Yabancılara hoş görünme sevdasıyla tabelalarımızda ingilizce sözcükler cirit atıyor..Sanki bu milletin ana dili ingilizceymiş gibi...Hele ki yarım yamalak ingilizce konuşmasıyla kendisini ayrıcalıklı sayarak caka satanların yaşadığı bir toplumda bulunuyorsak varın düşünün kültür mirâsımızın boyun büküşünü...Her ne kadar yadırgansam da fikrim böyle...
Nedîm, Fuzûlî , Bâkî ve bunun gibi şairlerin şiirlerini okuyup anlayamayan, bundan zevk almasını bilmeyen bir gençlik, edebiyyâtın ve san’atın doruklarına çıkamaz inanın bu bir âyan gerçek .

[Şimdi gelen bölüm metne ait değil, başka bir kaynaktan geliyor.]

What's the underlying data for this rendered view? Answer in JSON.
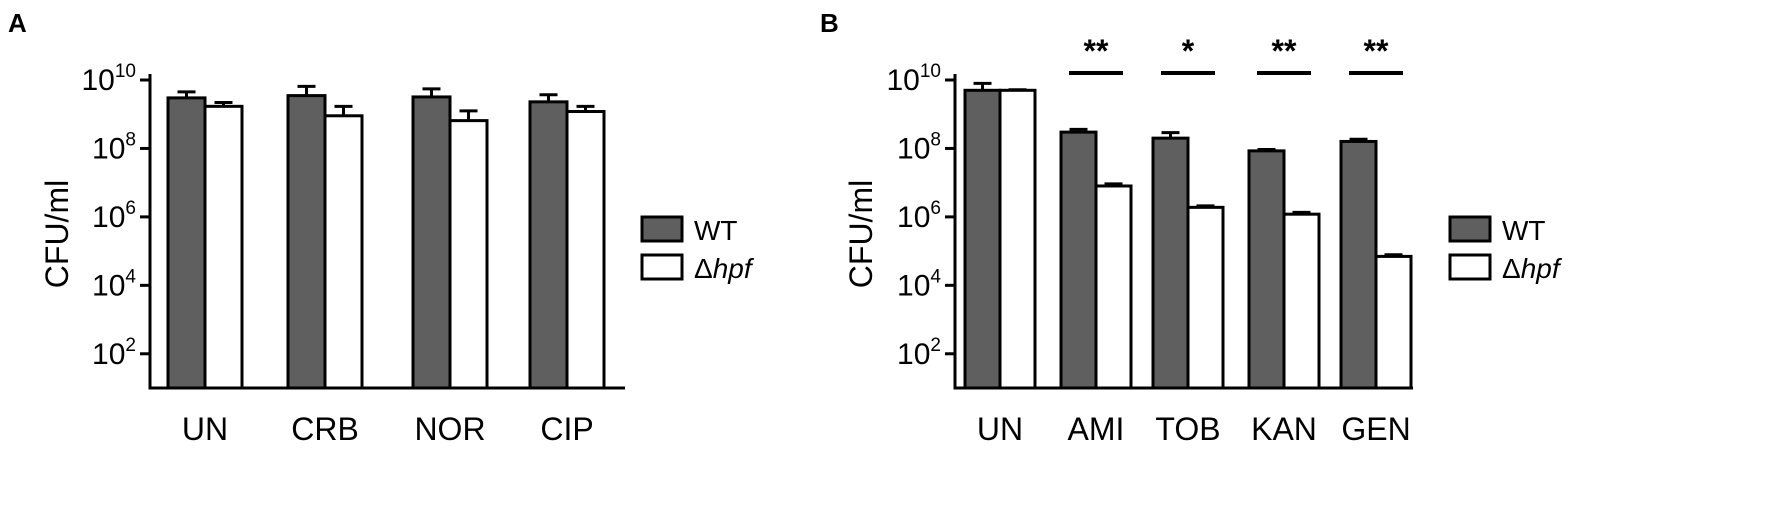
{
  "colors": {
    "wt": "#5f5f5f",
    "hpf": "#ffffff",
    "stroke": "#000000"
  },
  "chart_data": [
    {
      "panel_label": "A",
      "type": "bar",
      "ylabel": "CFU/ml",
      "yscale": "log",
      "ylim_exponents": [
        1,
        10
      ],
      "yticks": [
        {
          "base": "10",
          "exp": "10"
        },
        {
          "base": "10",
          "exp": "8"
        },
        {
          "base": "10",
          "exp": "6"
        },
        {
          "base": "10",
          "exp": "4"
        },
        {
          "base": "10",
          "exp": "2"
        }
      ],
      "categories": [
        "UN",
        "CRB",
        "NOR",
        "CIP"
      ],
      "series": [
        {
          "name": "WT",
          "values": [
            3000000000.0,
            3500000000.0,
            3200000000.0,
            2300000000.0
          ],
          "errors": [
            1500000000.0,
            3000000000.0,
            2300000000.0,
            1400000000.0
          ]
        },
        {
          "name": "Δhpf",
          "values": [
            1700000000.0,
            900000000.0,
            650000000.0,
            1200000000.0
          ],
          "errors": [
            500000000.0,
            800000000.0,
            600000000.0,
            500000000.0
          ]
        }
      ],
      "legend": {
        "position": "right",
        "items": [
          {
            "label_prefix": "Δ",
            "label_italic": "hpf"
          }
        ]
      },
      "significance": []
    },
    {
      "panel_label": "B",
      "type": "bar",
      "ylabel": "CFU/ml",
      "yscale": "log",
      "ylim_exponents": [
        1,
        10
      ],
      "yticks": [
        {
          "base": "10",
          "exp": "10"
        },
        {
          "base": "10",
          "exp": "8"
        },
        {
          "base": "10",
          "exp": "6"
        },
        {
          "base": "10",
          "exp": "4"
        },
        {
          "base": "10",
          "exp": "2"
        }
      ],
      "categories": [
        "UN",
        "AMI",
        "TOB",
        "KAN",
        "GEN"
      ],
      "series": [
        {
          "name": "WT",
          "values": [
            5000000000.0,
            300000000.0,
            200000000.0,
            85000000.0,
            160000000.0
          ],
          "errors": [
            3000000000.0,
            60000000.0,
            90000000.0,
            8000000.0,
            25000000.0
          ]
        },
        {
          "name": "Δhpf",
          "values": [
            5000000000.0,
            8000000.0,
            1900000.0,
            1200000.0,
            70000.0
          ],
          "errors": [
            200000000.0,
            1200000.0,
            200000.0,
            150000.0,
            8000.0
          ]
        }
      ],
      "legend": {
        "position": "right",
        "items": [
          {
            "label_prefix": "Δ",
            "label_italic": "hpf"
          }
        ]
      },
      "significance": [
        {
          "category": "AMI",
          "label": "**"
        },
        {
          "category": "TOB",
          "label": "*"
        },
        {
          "category": "KAN",
          "label": "**"
        },
        {
          "category": "GEN",
          "label": "**"
        }
      ]
    }
  ]
}
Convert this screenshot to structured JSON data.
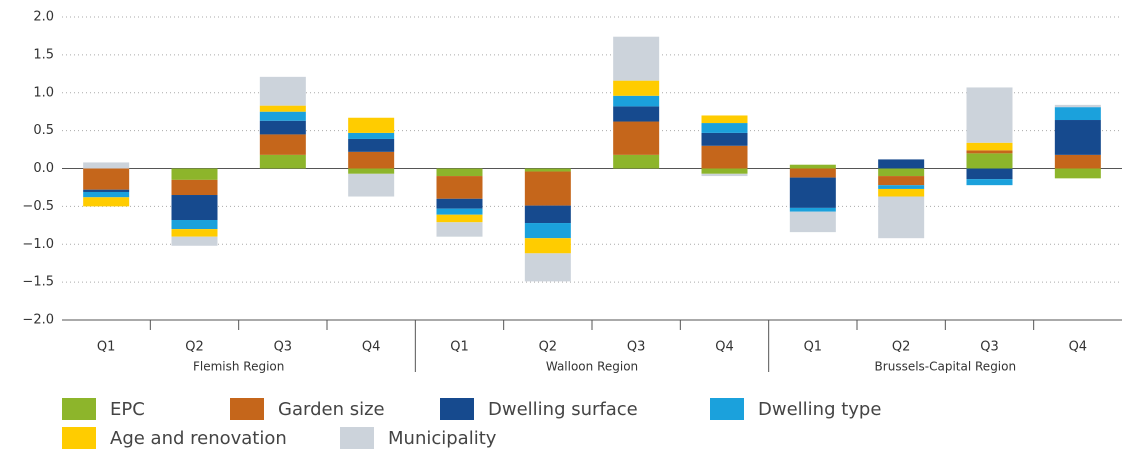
{
  "chart_data": {
    "type": "bar",
    "stacked": true,
    "categories": [
      "Q1",
      "Q2",
      "Q3",
      "Q4",
      "Q1",
      "Q2",
      "Q3",
      "Q4",
      "Q1",
      "Q2",
      "Q3",
      "Q4"
    ],
    "groups": [
      "Flemish Region",
      "Walloon Region",
      "Brussels-Capital Region"
    ],
    "series": [
      {
        "name": "EPC",
        "color": "#8db52b",
        "values": [
          0,
          -0.15,
          0.18,
          -0.07,
          -0.1,
          -0.04,
          0.18,
          -0.07,
          0.05,
          -0.1,
          0.2,
          -0.13
        ]
      },
      {
        "name": "Garden size",
        "color": "#c5661b",
        "values": [
          -0.28,
          -0.2,
          0.27,
          0.22,
          -0.3,
          -0.45,
          0.44,
          0.3,
          -0.12,
          -0.12,
          0.04,
          0.18
        ]
      },
      {
        "name": "Dwelling surface",
        "color": "#164a8e",
        "values": [
          -0.03,
          -0.33,
          0.18,
          0.17,
          -0.13,
          -0.23,
          0.2,
          0.17,
          -0.4,
          0.12,
          -0.14,
          0.46
        ]
      },
      {
        "name": "Dwelling type",
        "color": "#1ba1dc",
        "values": [
          -0.07,
          -0.12,
          0.12,
          0.08,
          -0.08,
          -0.2,
          0.14,
          0.13,
          -0.05,
          -0.05,
          -0.08,
          0.17
        ]
      },
      {
        "name": "Age and renovation",
        "color": "#ffcc00",
        "values": [
          -0.12,
          -0.1,
          0.08,
          0.2,
          -0.1,
          -0.2,
          0.2,
          0.1,
          0,
          -0.1,
          0.1,
          0
        ]
      },
      {
        "name": "Municipality",
        "color": "#ccd3db",
        "values": [
          0.08,
          -0.12,
          0.38,
          -0.3,
          -0.19,
          -0.37,
          0.58,
          -0.03,
          -0.27,
          -0.55,
          0.73,
          0.03
        ]
      }
    ],
    "ylim": [
      -2,
      2
    ],
    "yticks": [
      {
        "value": 2,
        "label": "2.0"
      },
      {
        "value": 1.5,
        "label": "1.5"
      },
      {
        "value": 1,
        "label": "1.0"
      },
      {
        "value": 0.5,
        "label": "0.5"
      },
      {
        "value": 0,
        "label": "0.0"
      },
      {
        "value": -0.5,
        "label": "−0.5"
      },
      {
        "value": -1,
        "label": "−1.0"
      },
      {
        "value": -1.5,
        "label": "−1.5"
      },
      {
        "value": -2,
        "label": "−2.0"
      }
    ],
    "grid": true
  }
}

Zihnimizde hiçbir ön koşul barındırmadan, Hiçbir siyasi yargıya kapılmadan, Hiçbir ideolojiye alet etmeden ve edilmeden bu zengin ve iksirli dile sahip çıkabilir, geçmişimizden geleceğe sağlam köprüler inşâ edebilirsek kültür donanımı güçlü, özüne, sözüne, diline, dînine yabancı olmayan, târîhiyle barışık asîl nesiller yetiştirebiliriz.
Hıncını arap harfleri kullanılıyor diye osmanlıcadan çıkaran bir dönem yaşandı...Bu dönemin faturasını ne yazık ki dil fakiri gençlerimizin içler acısı hâline hayıflanarak bizler ödüyoruz.
Atatürk’ün nutkundaki osmanlıca kelimeleri dahî anlamayan, hele ki gençliğe hitâbesindeki osmanlıca sözcüklerden bîhaber bir gençlik yetiştirdik ne yazık ki.. Atatürk’çü geçinip de Atatürk’ün kalemini anlayamamak ne hayıflanılası bir hâl...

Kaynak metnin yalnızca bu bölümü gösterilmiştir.